Only those table types that are known in advance are supported by our algorithm. E.g., if there is a vertical gap in table cells, the algorithm currently does not deliver correct results. Also, the process is relatively slow, because it has to wait for Mozilla to render a page.

5. CONCLUSION AND FUTURE WORK

We have introduced a method for genuine table detection and segmentation that follows a visual approach and works completely unsupervised. We believe this to have advantages over methods that just operate on the HTML code level, because we operate on the (visual) layer actually meant to be read.
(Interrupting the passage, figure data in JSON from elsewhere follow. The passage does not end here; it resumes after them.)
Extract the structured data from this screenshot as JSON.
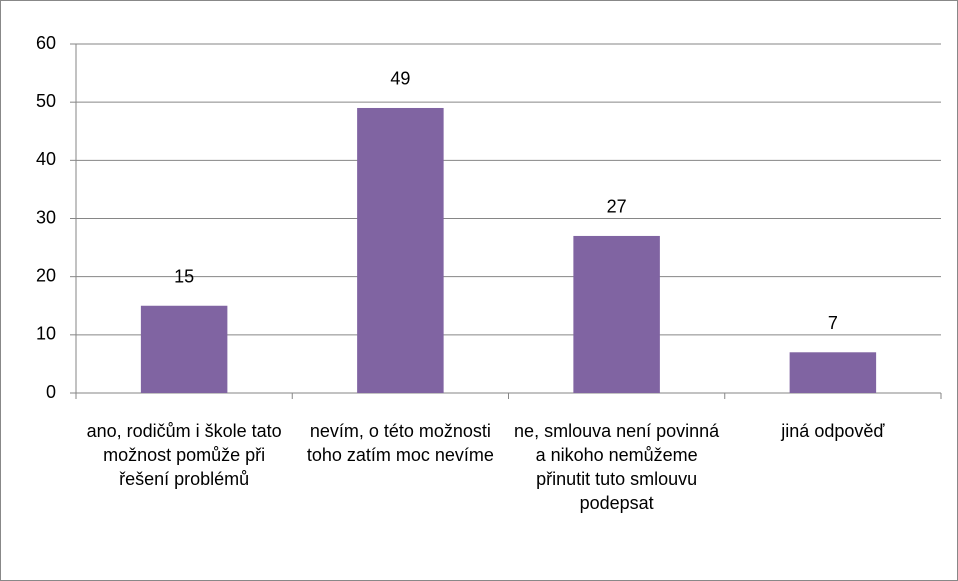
{
  "chart_data": {
    "type": "bar",
    "categories": [
      "ano, rodičům i škole tato možnost pomůže při řešení problémů",
      "nevím, o této možnosti toho zatím moc nevíme",
      "ne, smlouva není povinná a nikoho nemůžeme přinutit tuto smlouvu podepsat",
      "jiná odpověď"
    ],
    "values": [
      15,
      49,
      27,
      7
    ],
    "color": "#8064a2",
    "ylim": [
      0,
      60
    ],
    "yticks": [
      0,
      10,
      20,
      30,
      40,
      50,
      60
    ],
    "grid": true
  }
}
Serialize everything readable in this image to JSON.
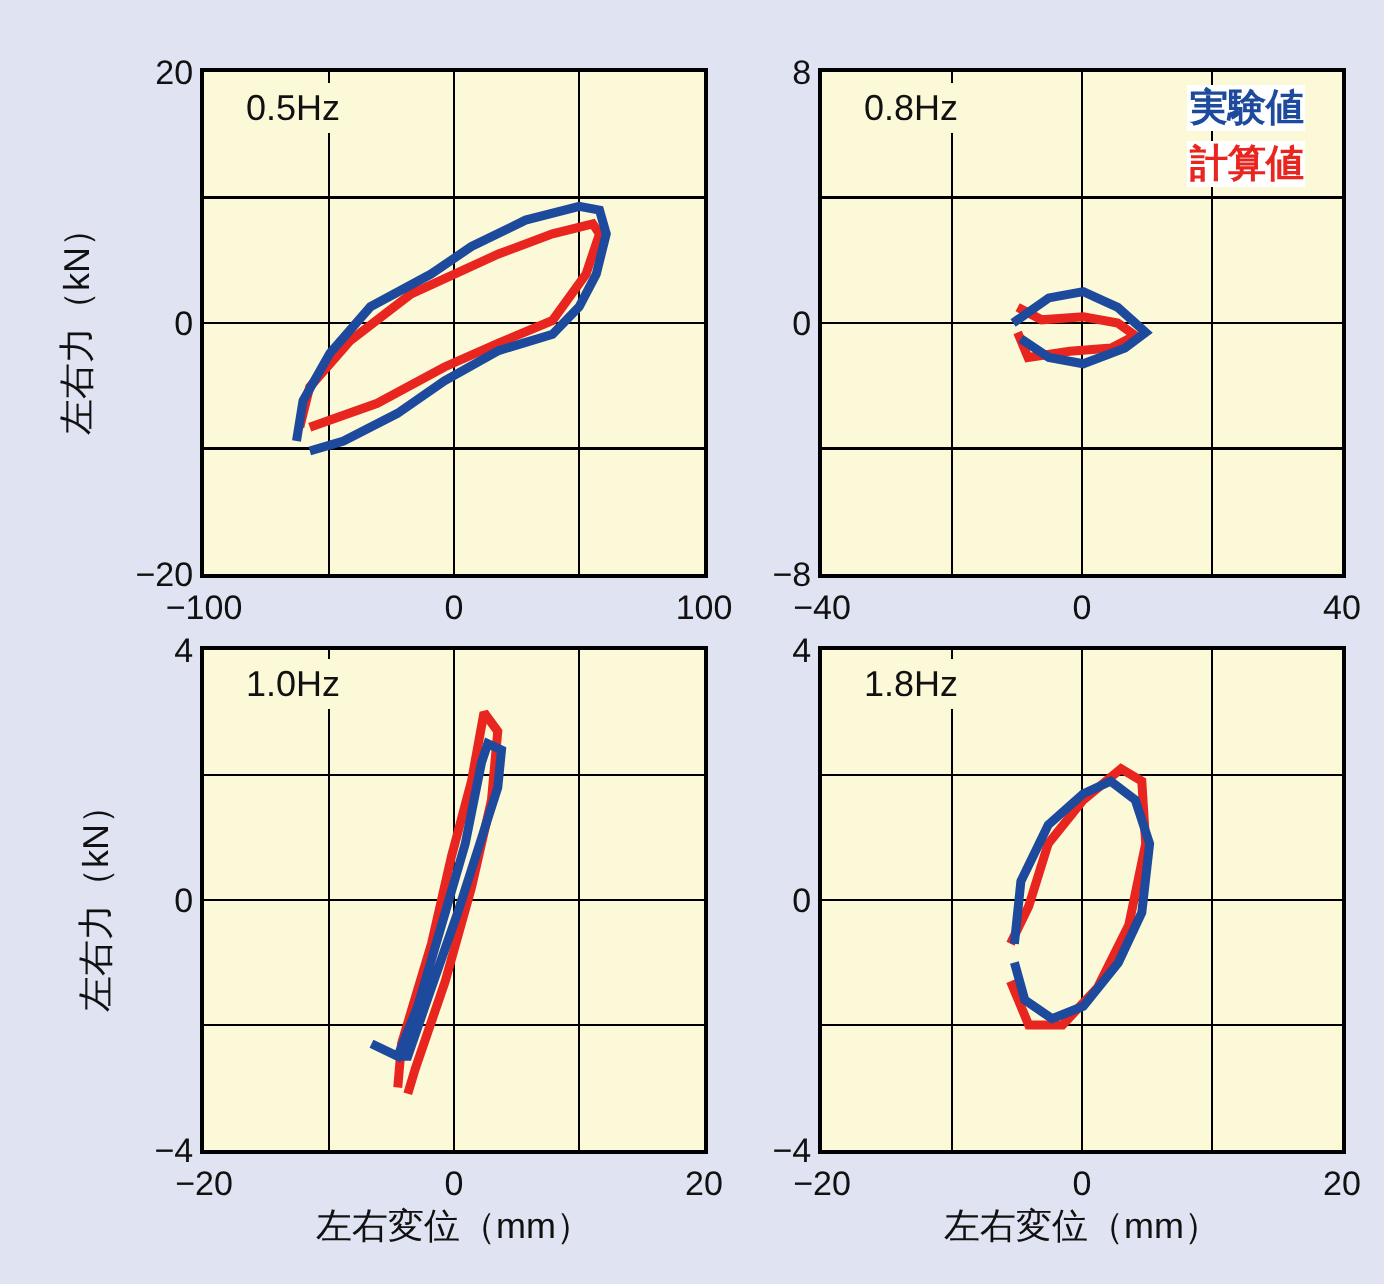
{
  "chart_data": [
    {
      "type": "line",
      "ylabel": "左右力（kN）",
      "annotations": [
        "0.5Hz"
      ],
      "xlim": [
        -100,
        100
      ],
      "xticks": [
        -100,
        {
          "value": -50,
          "label": null
        },
        0,
        {
          "value": 50,
          "label": null
        },
        100
      ],
      "ylim": [
        -20,
        20
      ],
      "yticks": [
        -20,
        {
          "value": -10,
          "label": null
        },
        0,
        {
          "value": 10,
          "label": null
        },
        20
      ],
      "grid": true,
      "line_style": "solid",
      "series": [
        {
          "color": "#e8251f",
          "x": [
            -61.7,
            -57.7,
            -41.5,
            -17.3,
            17.8,
            39.4,
            55.5,
            58.2,
            52.8,
            39.4,
            17.8,
            -3.8,
            -30.7,
            -57.7
          ],
          "values": [
            -8.3,
            -5.1,
            -1.4,
            2.3,
            5.5,
            7.1,
            7.9,
            7.1,
            3.9,
            0.2,
            -1.6,
            -3.5,
            -6.4,
            -8.3
          ]
        },
        {
          "color": "#1d4a9c",
          "x": [
            -63,
            -60.4,
            -49.6,
            -33.4,
            -9.2,
            7,
            28.6,
            50.1,
            58.2,
            60.9,
            56.9,
            50.1,
            39.4,
            17.8,
            -3.8,
            -22.6,
            -44.2,
            -57.7
          ],
          "values": [
            -9.4,
            -6.2,
            -2.4,
            1.3,
            3.9,
            6.1,
            8.2,
            9.3,
            9,
            7.1,
            3.9,
            1.3,
            -0.9,
            -2.2,
            -4.6,
            -7.2,
            -9.4,
            -10.2
          ]
        }
      ]
    },
    {
      "type": "line",
      "annotations": [
        "0.8Hz"
      ],
      "legend": "top right",
      "xlim": [
        -40,
        40
      ],
      "xticks": [
        -40,
        {
          "value": -20,
          "label": null
        },
        0,
        {
          "value": 20,
          "label": null
        },
        40
      ],
      "ylim": [
        -8,
        8
      ],
      "yticks": [
        -8,
        {
          "value": -4,
          "label": null
        },
        0,
        {
          "value": 4,
          "label": null
        },
        8
      ],
      "grid": true,
      "line_style": "solid",
      "series": [
        {
          "name": "計算値",
          "color": "#e8251f",
          "x": [
            -9.9,
            -6.2,
            0.2,
            5.5,
            8.2,
            4.5,
            -1.9,
            -8.3,
            -9.9
          ],
          "values": [
            0.5,
            0.1,
            0.2,
            0,
            -0.4,
            -0.8,
            -0.9,
            -1.1,
            -0.3
          ]
        },
        {
          "name": "実験値",
          "color": "#1d4a9c",
          "x": [
            -10.6,
            -5.1,
            0.2,
            5.5,
            9.8,
            6.6,
            0.2,
            -5.1,
            -9.4
          ],
          "values": [
            0,
            0.8,
            1,
            0.5,
            -0.3,
            -0.8,
            -1.3,
            -1.1,
            -0.5
          ]
        }
      ]
    },
    {
      "type": "line",
      "xlabel": "左右変位（mm）",
      "ylabel": "左右力（kN）",
      "annotations": [
        "1.0Hz"
      ],
      "xlim": [
        -20,
        20
      ],
      "xticks": [
        -20,
        {
          "value": -10,
          "label": null
        },
        0,
        {
          "value": 10,
          "label": null
        },
        20
      ],
      "ylim": [
        -4,
        4
      ],
      "yticks": [
        -4,
        {
          "value": -2,
          "label": null
        },
        0,
        {
          "value": 2,
          "label": null
        },
        4
      ],
      "grid": true,
      "line_style": "solid",
      "series": [
        {
          "color": "#e8251f",
          "x": [
            -4.5,
            -4.2,
            -1.8,
            -0.2,
            1.4,
            2.4,
            3.5,
            3,
            1.4,
            -0.7,
            -3.1,
            -3.7
          ],
          "values": [
            -3,
            -2.3,
            -0.7,
            0.7,
            1.9,
            3,
            2.7,
            1.6,
            0.2,
            -1.3,
            -2.7,
            -3.1
          ]
        },
        {
          "color": "#1d4a9c",
          "x": [
            -6.6,
            -4.5,
            -2.9,
            -0.7,
            0.9,
            2.2,
            2.7,
            3.8,
            3.5,
            1.9,
            0.3,
            -1.8,
            -3.7,
            -4.5
          ],
          "values": [
            -2.3,
            -2.5,
            -1.7,
            -0.2,
            0.9,
            2.2,
            2.5,
            2.4,
            1.8,
            0.8,
            -0.2,
            -1.4,
            -2.5,
            -2.5
          ]
        }
      ]
    },
    {
      "type": "line",
      "xlabel": "左右変位（mm）",
      "annotations": [
        "1.8Hz"
      ],
      "xlim": [
        -20,
        20
      ],
      "xticks": [
        -20,
        {
          "value": -10,
          "label": null
        },
        0,
        {
          "value": 10,
          "label": null
        },
        20
      ],
      "ylim": [
        -4,
        4
      ],
      "yticks": [
        -4,
        {
          "value": -2,
          "label": null
        },
        0,
        {
          "value": 2,
          "label": null
        },
        4
      ],
      "grid": true,
      "line_style": "solid",
      "series": [
        {
          "color": "#e8251f",
          "x": [
            -5.5,
            -4.1,
            -1.5,
            1.2,
            3.6,
            4.9,
            4.6,
            3,
            0.1,
            -2.6,
            -4.1,
            -5.5
          ],
          "values": [
            -1.3,
            -2,
            -2,
            -1.4,
            -0.4,
            0.9,
            1.9,
            2.1,
            1.6,
            0.9,
            -0.1,
            -0.7
          ]
        },
        {
          "color": "#1d4a9c",
          "x": [
            -5.2,
            -4.7,
            -2.6,
            0.1,
            2.2,
            4.1,
            5.2,
            4.6,
            2.8,
            0.1,
            -2.3,
            -4.4,
            -5.2
          ],
          "values": [
            -0.7,
            0.3,
            1.2,
            1.7,
            1.9,
            1.6,
            0.9,
            -0.2,
            -1,
            -1.7,
            -1.9,
            -1.6,
            -1
          ]
        }
      ]
    }
  ]
}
For the future, we plan to formalise the heuristics using an external representation, thus enabling reasoning and a more systematic way of finding the best combination of the different rules. We also believe that it may be useful to look at additional rendered page characteristics, such as borders and separator graphics.

REFERENCES

[1] B. Krüpl, M. Herzog, W. Gatterbauer, Using Visual Cues for Extraction of Tabular Data from Arbitrary HTML Documents, Proc. of the 14th Int. World Wide Web Conf., pages 1000--1001, 2005.

[2] J. Liang, I. Phillips, R. Haralick, An Optimization Methodology for Document Structure Extraction on Latin Character Documents, IEEE Trans. on Pattern Analysis and Machine Intelligence, Vol. 23, No. 7, pages 719--734, 2001.

[3] G. Nagy, S. Seth, Hierarchical representation of optically scanned documents, Proc. of the 7th Int. Conf. on Pattern Recognition, pages 347--349, 1984.